Updated: Sep 1
A journal paper authored by EKMOA members has been published.
Certainly, we would like to share some joyful news that our association's name has been featured in the first academic paper published in "Science of the Total Environment." https://www.sciencedirect.com/journal/science-of-the-total-environment (IF: 9.8, Q1)
This paper was authored based on research conducted by our Financial Director, Mr. Ha Seungman, during his doctoral studies at Strathclyde.
The paper addresses the comprehensive environmental assessment of energy (fuel) imports to South Korea, and its related content has also been introduced at IMO MEPC 80.
This achievement is truly significant for our association, and we are pleased to share it with you all. You will find some details as below:
A framework for determining the life cycle GHG emissions of fossil marine fuels in countries reliant on imported energy through maritime transportation: A case study of South Korea
Seungman Ha, Byongug Jeong, Hayoung Jang, Chybyung Park*, Byungchurl Ku
Science of the Total Environment (IF: 9.8, Q1)
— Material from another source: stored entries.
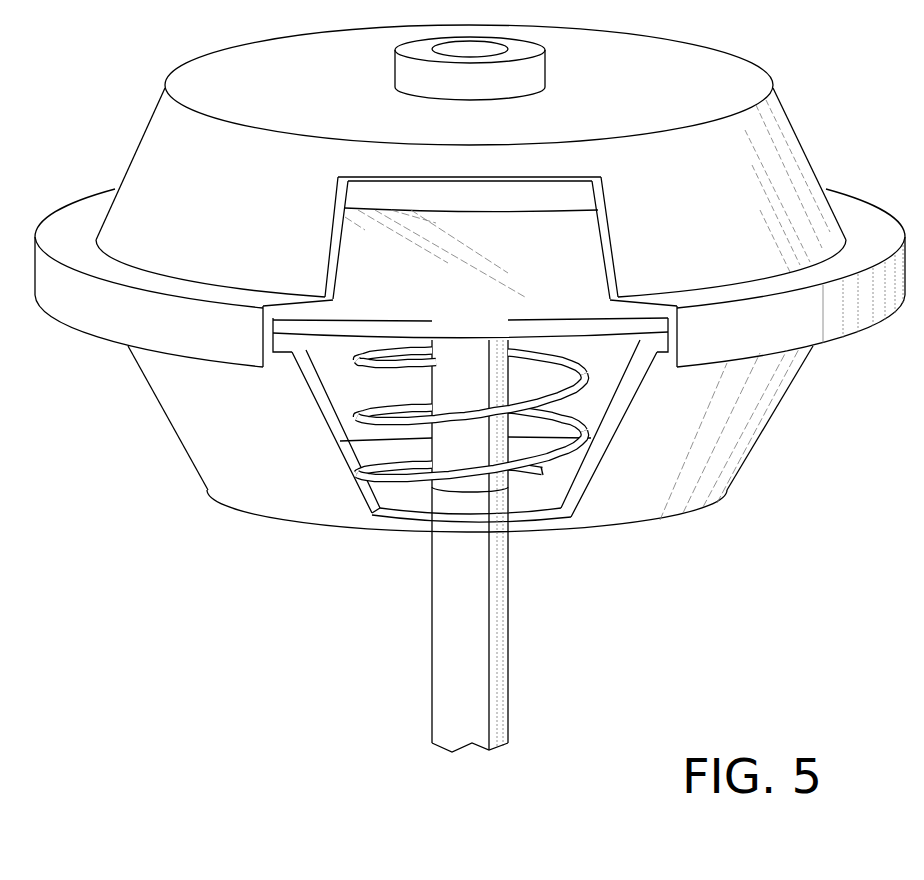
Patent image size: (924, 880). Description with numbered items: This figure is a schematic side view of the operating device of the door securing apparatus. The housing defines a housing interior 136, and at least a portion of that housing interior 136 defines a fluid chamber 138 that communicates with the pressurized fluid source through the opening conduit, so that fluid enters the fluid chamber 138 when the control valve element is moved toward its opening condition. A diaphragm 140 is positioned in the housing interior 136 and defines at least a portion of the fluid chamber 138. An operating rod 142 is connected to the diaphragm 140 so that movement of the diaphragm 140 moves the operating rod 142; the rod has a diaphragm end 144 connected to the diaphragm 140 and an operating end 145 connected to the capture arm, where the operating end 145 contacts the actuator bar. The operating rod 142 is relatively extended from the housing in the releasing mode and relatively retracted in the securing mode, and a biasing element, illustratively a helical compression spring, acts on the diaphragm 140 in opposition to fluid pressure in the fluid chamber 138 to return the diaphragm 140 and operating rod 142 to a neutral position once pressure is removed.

The housing interior 136 is at (326, 366).
The fluid chamber 138 is at (560, 200).
The diaphragm 140 is at (556, 278).
The operating rod 142 is at (498, 613).
The diaphragm end 144 is at (475, 345).
The operating end 145 is at (480, 742).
This research was motivated to address limitations in the current lifecycle assessment frameworks with the absence of proper guidelines for developing default lifecycle values of energies in consideration of supply chain activities and maritime transportation. Given this, it aims to evaluate the level of life cycle GHG emissions of heavy fuel oil, LNG, LPG and methanol as marine fuels produced and supplied in energy import-dependent countries, using South Korea as a case study. The analysis clearly shows that the impact of international shipping on Well-to-Tank (WtT) GHG emissions for energy carriers would be subject to several factors: propulsion system types, the quantify of energy transported, and the routes and distances of voyages. For instance, transportation emissions from LNG carriers for LNG fuel vary significantly depending on the country of import, ranging from 2.26 g CO2 eq./MJ (representing 12.2 % of Well-to-Tank (WtT) emissions for Malaysia) to 5.97 g CO2 eq./MJ (representing 33.3 % of WtT emissions for Qatar). As a preliminary study, an enhancement on the quality of the input/inventory data is imperative for obtaining a reliability of results. Nevertheless, the comparative analysis of different fuels and life stages provides valuable insights for stakeholders to develop effective policies and energy refueling plans for reducing life cycle GHG emissions from marine fuels. These findings could also enhance the current regulatory framework and provide meaningful lifecycle carbon footprints of marine fuels for energy importing countries. The study results also strongly suggest that default values of GHG emission for different countries relying on energy imports via international maritime transport should be further developed in consideration of the impact of regional differences, such as distance, from the importing country for successful arrival of LCA application on marine industry.